Skyler Munatones at the 2018 NCAA Final Four semifinal game vs. Stanford University’s and 2016 USA Olympian Ben Hallock, published in Swimming World Magazine

Be A Hero, Always Willing Always Ready

Steven Munatones recalls the episode, “Three years ago, I collapsed in my bathroom in the morning.  Fortunately – real fortunately – my wife and children were home.  No one had left for school yet.

My son Skyler was getting ready before heading out to Huntington Beach High School.  As usual, he anticipated this day was going to be a normal day for him: head off to school, eat lunch with his teammates and buddies, go to water polo practice, come home, eat dinner, study and then sleep.  Same ol’, same ol’.

But I collapsed that morning because my heart stopped.  Medically speaking, I experienced ventricular fibrillation arrest, atypical thrombus (clot) and a myocardial infarction in the left anterior descending (LAD) artery.  Known as the widowmaker, this condition can be particularly lethal because of the location and extent of the blockage of the blood flow to the heart.

The blockage stifles oxygen which then led to an abnormal heart rhythm known as ventricular fibrillation and cardiac arrest.  There was no heartbeat and no breathing.”

I first heard gurgling, then a loud sound of something or someone falling down hard in his bathroom,” recalled his wife.  “Our dog Leo started barking a kind of bark that I had never heard before.  Skyler came running down as I called 911.”

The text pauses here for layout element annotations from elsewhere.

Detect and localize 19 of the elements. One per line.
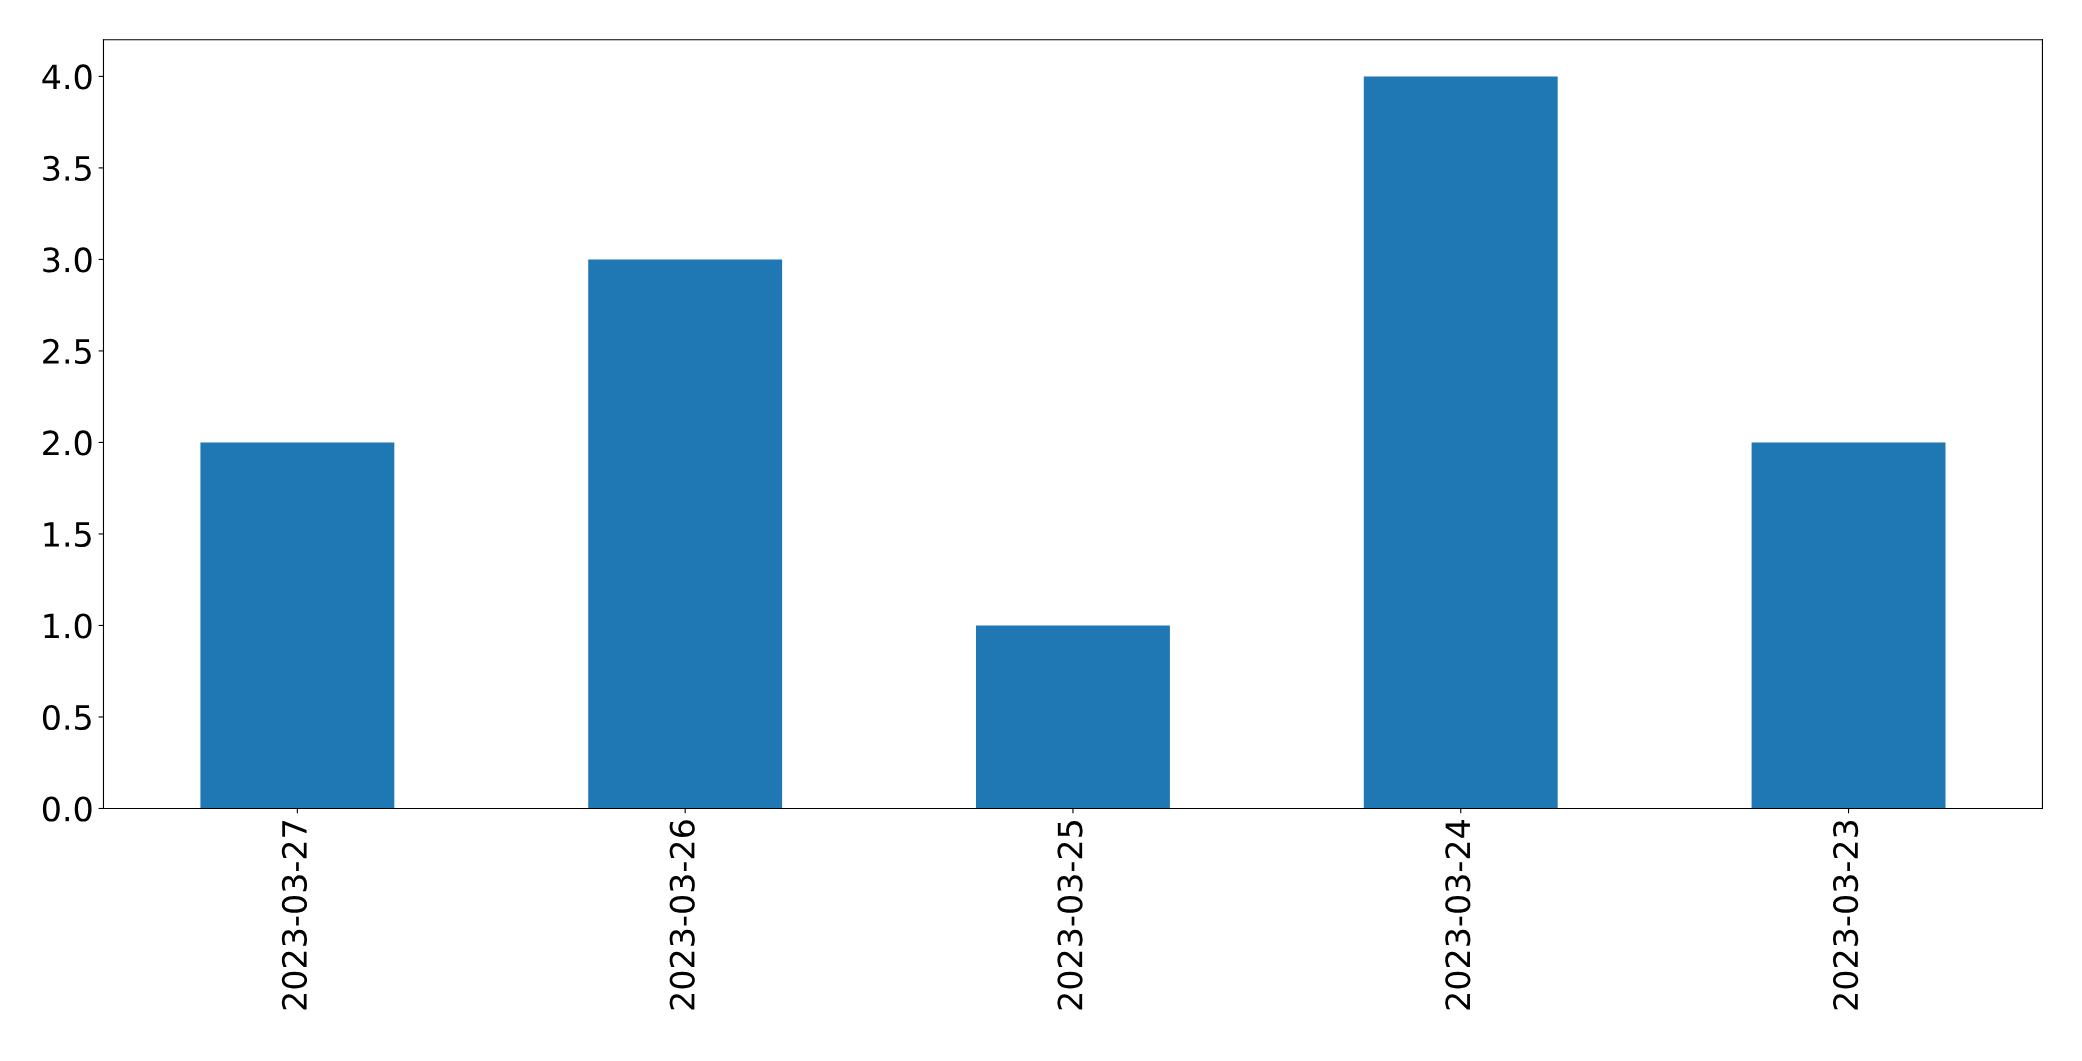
y-tick-label: 1.5: [44, 522, 91, 548]
y-tick-label: 2.0: [43, 430, 92, 456]
y-tick-label: 3.0: [43, 247, 92, 273]
y-tick-label: 3.5: [43, 155, 91, 182]
y-tick-label: 0.5: [42, 704, 91, 731]
y-tick-label: 0.0: [42, 796, 92, 822]
x-tick-label: 2023-03-24: [1445, 820, 1471, 1010]
bar: [1363, 76, 1558, 809]
bar: [588, 259, 783, 809]
x-tick-label: 2023-03-27: [281, 821, 308, 1010]
bar: [200, 442, 395, 809]
bar: [976, 625, 1170, 809]
x-tick-label: 2023-03-26: [669, 820, 695, 1010]
y-tick-label: 1.0: [44, 613, 92, 639]
y-tick-label: 4.0: [42, 64, 92, 90]
y-tick-label: 2.5: [43, 338, 91, 365]
x-tick-label: 2023-03-23: [1833, 820, 1859, 1010]
bar: [1751, 442, 1946, 809]
x-tick-label: 2023-03-25: [1057, 821, 1083, 1010]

Skyler started hands-only chest compressions* on Munatones’ chest as the 911 operator talked him through the process.  He remembers none of this.  “It was a day that my family can never forgot and they later told me about.  I do not remember anything 2-3 days before this episode and I remember nothing at least five days afterwards.”

There was no hesitation in Skyler’s emergency actions.  He had not taken first aid or CPR classes before – but he had seen CPR being performed on TV.   There was a need to keep blood pumping through my body and to my head.  With his father, unexpectedly down and out on the first floor of his home, clearly on the edges of life, he immediately took action as his mother remained on the telephone with the 911 operator, talking through tears.

His hands-only CPR saved his father’s life, at home.  Literally.  The 17-year-old high school senior did not worry that he was not certified.  He did not hesitate because he had never done CPR before.

He did not panic; he performed. He did not hesitate; he was heroic.  As can anyone anywhere under any circumstances.

Daniel Ruacho of the American Heart Association says, “The American Heart Association has a national campaign during the first week in June that spotlights how lives can be saved if more people living in the U.S. know the lifesaving skill of CPR and how to use an AED. Did you know about 70% of out-of-hospital cardiac arrests happen in homes? If you are called on to give CPR in an emergency, you most likely will be trying to save the life of someone you love. Be the difference for your parent, spouse or child.

June 1st – 7th is National CPR and AED Awareness Week in the United States.”

* Hands-only CPR is recommended by the American Heart Association.  Courses can be taken with the American Red Cross.